New Zealand law academic

Janet Margaret McLean is a New Zealand law academic. She is currently a full professor at the University of Auckland. Mcleans' interests include constitutional law, administrative law, legal method, comparative human rights law and common law theory. She is a Fellow of the Royal Society Te Apārangi.

== Career ==

After a LLB(Hons) at Victoria University of Wellington and an LL.M. at the University of Michigan, McLean worked for the New Zealand Law Commission and Victoria University of Wellington and then the University of Auckland from 1991 to 2006. Moving to University of Dundee as full professor, she returned to Auckland in 2011, again as full professor.

In December 2019, McLean was appointed as a Queen's Counsel.
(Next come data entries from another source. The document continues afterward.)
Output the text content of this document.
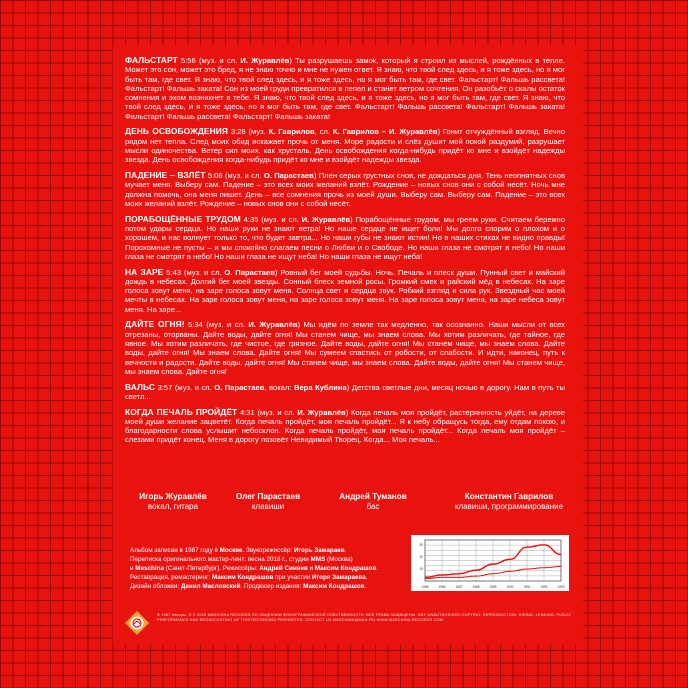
ФАЛЬСТАРТ 5:56 (муз. и сл. И. Журавлёв) Ты разрушаешь замок, который я строил из мыслей, рождённых в тепле. Может это сон, может это бред, я не знаю точно и мне не нужен ответ. Я знаю, что твой след здесь, и я тоже здесь, но я мог быть там, где свет. Я знаю, что твой след здесь, и я тоже здесь, но я мог быть там, где свет. Фальстарт! Фальшь рассвета! Фальстарт! Фальшь заката! Сон из моей груди превратился в пепел и станет ветром сочтения. Он разобьёт о скалы остаток сомнения и эхом возникнет в тебе. Я знаю, что твой след здесь, и я тоже здесь, но я мог быть там, где свет. Я знаю, что твой след здесь, и я тоже здесь, но я мог быть там, где свет. Фальстарт! Фальшь рассвета! Фальстарт! Фальшь заката! Фальстарт! Фальшь рассвета! Фальстарт! Фальшь заката!

ДЕНЬ ОСВОБОЖДЕНИЯ 3:28 (муз. К. Гаврилов, сл. К. Гаврилов – И. Журавлёв) Гонит отчуждённый взгляд. Вечно рядом нет тепла. След моих обид искажает прочь от меня. Море радости и слёз душит мой покой раздумий, разрушает мысли одиночества. Ветер сил моих, как хрусталь. День освобождения когда-нибудь придёт ко мне и взойдёт надежды звезда. День освобождения когда-нибудь придёт ко мне и взойдёт надежды звезда.

ПАДЕНИЕ – ВЗЛЁТ 5:06 (муз. и сл. О. Парастаев) Плен серых грустных снов, не дождаться дня. Тень неопнятных снов мучает меня. Выберу сам. Падение – это всех моих желаний взлёт. Рождение – новых снов они с собой несёт. Ночь мне должна помочь, она меня пишет. День – все сомнения прочь из моей души. Выберу сам. Выберу сам. Падение – это всех моих желаний взлёт. Рождение – новых снов они с собой несёт.

ПОРАБОЩЁННЫЕ ТРУДОМ 4:35 (муз. и сл. И. Журавлёв) Порабощённые трудом, мы греем руки. Считаем бережно потом удары сердца. Но наши руки не знают ветра! Но наше сердце не ищет боли! Мы долго спорим о плохом и о хорошем, и нас волнует только то, что будет завтра... Но наши губы не знают истин! Но в наших стихах не видно правды! Порохомные не пусты – и мы спокойно слагаем песни о Любви и о Свободе. Но наши глаза не смотрят в небо! Но наши глаза не смотрят в небо! Но наши глаза не ищут неба! Но наши глаза не ищут неба!

НА ЗАРЕ 5:43 (муз. и сл. О. Парастаев) Ровный бег моей судьбы. Ночь. Печаль и плеск души. Пунный свет и майский дождь в небесах. Долгий бег моей звезды. Сонный блеск земной росы. Громкий смех и райский мёд в небесах. На заре голоса зовут меня, на заре голоса зовут меня. Солнца свет и сердца звук. Робкий взгляд и сила рук. Звездный час моей мечты в небесах. На заре голоса зовут меня, на заре голоса зовут меня. На заре голоса зовут меня, на заре небеса зовут меня. На заре...

ДАЙТЕ ОГНЯ! 5:34 (муз. и сл. И. Журавлёв) Мы идём по земле так медленно, так осознанно. Наши мысли от всех отрезаны, оторваны. Дайте воды, дайте огня! Мы станем чище, мы знаем слова. Мы хотим различать, где тайное, где явное. Мы хотим различать, где чистое, где грязное. Дайте воды, дайте огня! Мы станем чище, мы знаем слова. Дайте воды, дайте огня! Мы знаем слова. Дайте огня! Мы сумеем спастись от робости, от слабости. И идти, наконец, путь к вечности и радости. Дайте воды, дайте огня! Мы станем чище, мы знаем слова. Дайте воды, дайте огня! Мы станем чище, мы знаем слова. Дайте огня!

ВАЛЬС 3:57 (муз. и сл. О. Парастаев, вокал: Вера Кублина) Детства светлые дни, месяц ночью в дорогу. Нам в путь ты светл...

КОГДА ПЕЧАЛЬ ПРОЙДЁТ 4:31 (муз. и сл. И. Журавлёв) Когда печаль моя пройдёт, растерянность уйдёт, на дереве моей души желание зацветёт. Когда печаль пройдёт, моя печаль пройдёт... Я к небу обращусь тогда, ему отдам покою, и благодарности слова услышит небосклон. Когда печаль пройдёт, моя печаль пройдёт... Когда печаль моя пройдёт – слезами придёт конец. Меня в дорогу позовёт Невидимый Творец. Когда... Моя печаль...

Игорь Журавлёв
вокал, гитара
Олег Парастаев
клавиши
Андрей Туманов
бас
Константин Гаврилов
клавиши, программирование
Альбом записан в 1987 году в Москве. Звукорежиссёр: Игорь Замараев.
Переписка оригинального мастер-лент: весна 2018 г., студии MMS (Москва)
и Meschina (Санкт-Петербург). Режиссёры: Андрей Синяев и Максим Кондрашов.
Реставрация, ремастеринг: Максим Кондрашов при участии Игоря Замараева.
Дизайн обложки: Данил Масловский. Продюсер издания: Максим Кондрашов.	1985	1986	1987	1988	1989	1990	1991	1992	1993
10
20
30
℗ 1987 Авторы. © © 2018 MASCHINA RECORDS ПО ЛИЦЕНЗИИ ФОНОГРАФИЧЕСКОЙ СОБСТВЕННОСТИ. ВСЕ ПРАВА ЗАЩИЩЕНЫ. ANY UNAUTHORISED COPYING, REPRODUCTION, HIRING, LENDING, PUBLIC PERFORMANCE AND BROADCASTING OF THIS RECORDING PROHIBITED. CONTACT US MASCHINA@MAIL.RU WWW.MASCHINA-RECORDS.COM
In March 2021, McLean was made Fellow of the Royal Society Te Apārangi, in recognition that she "has transformed colonial and contemporary understandings of the nature of the Crown in the United Kingdom and Aotearoa New Zealand, including in the Tiriti o Waitangi."

== Selected works ==

- The province of administrative law 1997. ISBN 1901362019 (with Michael Taggart)
- Property and the constitution 1999. ISBN 1841130559
- Searching for the state in British legal thought : competing conceptions of the public sphere 2012. ISBN 9781107022485
- Quentin-Baxter, Alison (2017). "This Realm of New Zealand: The Sovereign, the Governor-General, the Crown"

== Personal life ==

McLean is married to Tim Mulgan, professor of philosophy formerly at St Andrews University and then of the University of Auckland.